Several Auburn faculty members are working on ways to double the food supply.
Auburn’s College of Agriculture is examining incremental changes that can be made in technology and the development of breakthrough technologies as ways to increase field production, he said.
Dr. Paul Patterson, Associate Dean of the College of Agriculture, also introduced Ejeta.
"As chair of the York Committee I know firsthand that we strive to bring some of the brightest, best and most progressive scientists and thinkers to the Auburn campus as our York lecturers," Patterson said. "Tonight is a prime example of the quality of those presenters."
In his lecture, "Meeting Global Food Demands: Research and Education Needs," Ejeta addressed problems facing world food production.
"However, as imminent as these dangers are, the solutions lie in education and science and technology and innovation; not in panic and abandonment," Ejeta said. "I believe we can still rise to the challenges and meet them head on, provided there is a political will that would galvanize the great opportunity that our collective vision, our creativity and our sciences can offer to address the issues of food agriculture and natural resource conservation and manage it in a more holistic way."
For the last century, the U.S. agricultural sector has been one of the most productive in the world, he said.
Factors like education, research, the Extension service system and the land grant university system have played a major role in the strength of agricultural production in the U.S., Ejeta explained.
Agricultural research along with the development of technologies and value-added products spurred a nearly 10 fold increase in commodity yields in the U.S. over the past 100 years, he stated.
The establishment of the U.S. land grant university system model enhanced colleges of agriculture and the study of agricultural science within the U.S. and abroad is a factor for the success of agricultural revolution, he stipulated.
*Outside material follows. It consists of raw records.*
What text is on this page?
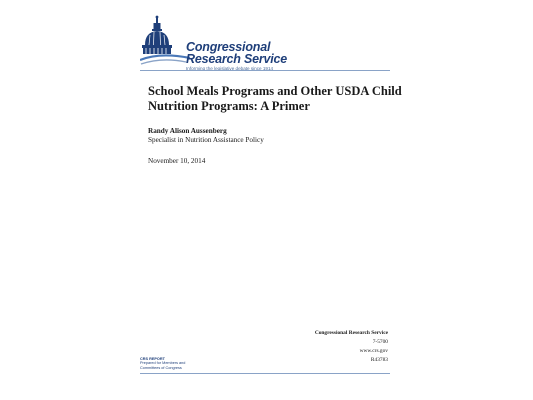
Congressional
Research Service
Informing the legislative debate since 1914
School Meals Programs and Other USDA Child Nutrition Programs: A Primer
Randy Alison Aussenberg
Specialist in Nutrition Assistance Policy
November 10, 2014
Congressional Research Service
7-5700
www.crs.gov
R43783
CRS REPORT
Prepared for Members and
Committees of Congress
As a result of such factors, farming became profitable in the developed world, he continued.
Breakthroughs in the science of agriculture dramatically changed production practices for the better, increased farming efficiency, drew investments from rural and urban businesses, and increased farm yield levels, he said.
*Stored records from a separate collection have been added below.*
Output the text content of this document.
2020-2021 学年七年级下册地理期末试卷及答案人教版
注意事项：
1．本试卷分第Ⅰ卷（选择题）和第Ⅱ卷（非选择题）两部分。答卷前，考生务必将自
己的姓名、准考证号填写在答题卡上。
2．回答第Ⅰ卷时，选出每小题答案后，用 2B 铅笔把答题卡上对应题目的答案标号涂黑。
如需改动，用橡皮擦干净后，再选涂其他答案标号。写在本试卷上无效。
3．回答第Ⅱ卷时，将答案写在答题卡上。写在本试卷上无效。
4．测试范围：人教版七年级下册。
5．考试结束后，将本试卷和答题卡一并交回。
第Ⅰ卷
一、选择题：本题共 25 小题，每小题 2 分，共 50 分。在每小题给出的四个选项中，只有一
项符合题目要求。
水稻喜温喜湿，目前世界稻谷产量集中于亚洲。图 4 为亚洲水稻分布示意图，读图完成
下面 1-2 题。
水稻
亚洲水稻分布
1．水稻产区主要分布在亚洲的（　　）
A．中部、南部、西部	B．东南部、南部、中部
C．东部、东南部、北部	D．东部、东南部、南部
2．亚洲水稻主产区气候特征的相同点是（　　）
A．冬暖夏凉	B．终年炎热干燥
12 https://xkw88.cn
Also, income increased while prices remained low, he added. Then society began to take agriculture for granted.
As a result, funding for agricultural sciences became scarce. Only a narrow niche of agriculture existed and was held by a heavy private sector. New technologies, farming techniques and seed varieties that could increase yields and cope with changing climate conditions, battle new pests and diseases, and make food more nutritious faced sharp cutbacks, he emphasized.
Ejeta said, after a decade of floods and complacency, agricultural world leaders are now reawakened to the need for economic growth and political stability in the developing world. World leaders have also come to a new realization of the necessity for science and technology to sustain progress in agriculture.
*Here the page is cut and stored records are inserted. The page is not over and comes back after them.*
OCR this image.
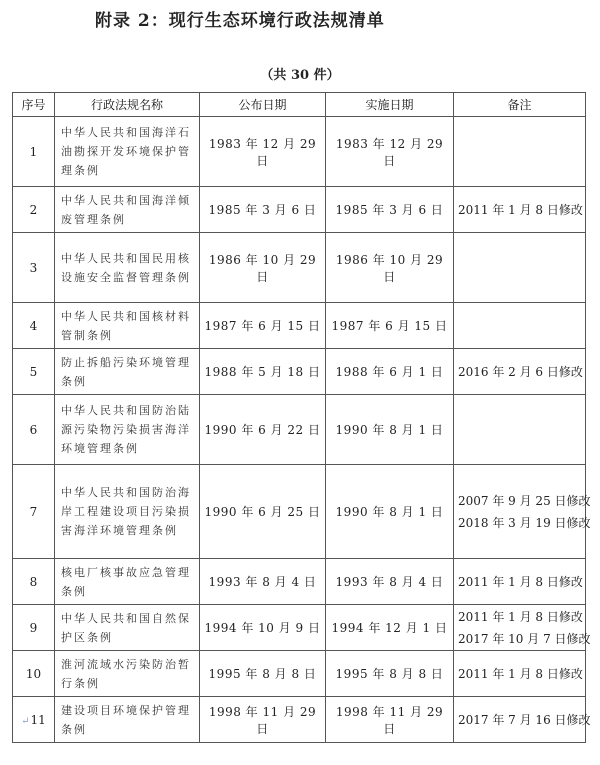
附录 2：现行生态环境行政法规清单
（共 30 件）
序号	行政法规名称	公布日期	实施日期	备注
1	中华人民共和国海洋石油勘探开发环境保护管理条例	1983 年 12 月 29 日	1983 年 12 月 29 日	
2	中华人民共和国海洋倾废管理条例	1985 年 3 月 6 日	1985 年 3 月 6 日	2011 年 1 月 8 日修改

3	中华人民共和国民用核设施安全监督管理条例	1986 年 10 月 29 日	1986 年 10 月 29 日	
4	中华人民共和国核材料管制条例	1987 年 6 月 15 日	1987 年 6 月 15 日	
5	防止拆船污染环境管理条例	1988 年 5 月 18 日	1988 年 6 月 1 日	2016 年 2 月 6 日修改

6	中华人民共和国防治陆源污染物污染损害海洋环境管理条例	1990 年 6 月 22 日	1990 年 8 月 1 日	
7	中华人民共和国防治海岸工程建设项目污染损害海洋环境管理条例	1990 年 6 月 25 日	1990 年 8 月 1 日	2007 年 9 月 25 日修改
2018 年 3 月 19 日修改

8	核电厂核事故应急管理条例	1993 年 8 月 4 日	1993 年 8 月 4 日	2011 年 1 月 8 日修改

9	中华人民共和国自然保护区条例	1994 年 10 月 9 日	1994 年 12 月 1 日	2011 年 1 月 8 日修改
2017 年 10 月 7 日修改

10	淮河流域水污染防治暂行条例	1995 年 8 月 8 日	1995 年 8 月 8 日	2011 年 1 月 8 日修改

↵11	建设项目环境保护管理条例	1998 年 11 月 29 日	1998 年 11 月 29 日	2017 年 7 月 16 日修改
"I believe, if we re-engage with the same sense of purpose and the same ingenuity and drive upon which our earlier successes were set, this country would continue to provide the global leadership and the example a self-assured, super-power nation can provide," he said. "As citizens of the world collectively, we have the scientific and resource base with which we can feed the growing human population and still live behind a more endowed natural resource base for future generations, but we need to get started soon."
Katie Jackson of the College of Agriculture said it was an honor to have Ejeta as a guest on campus.
"His work has a profound impact on communities across the globe as he strives to help feed the world," Jackson said. "Having him here in our community also had profound effects. His lecture and his visits with students, faculty, staff and members of our local community were extremely educational, but also deeply moving and no doubt planted seeds of ideas for ways we, too, can all combat hunger and poverty. Dr. Ejeta’s passion and commitment for making the world a better place were so evident in each interaction here at Auburn. He embodies the spirit of the York Lecturer program."
Jade Currid is a freelance writer from Auburn.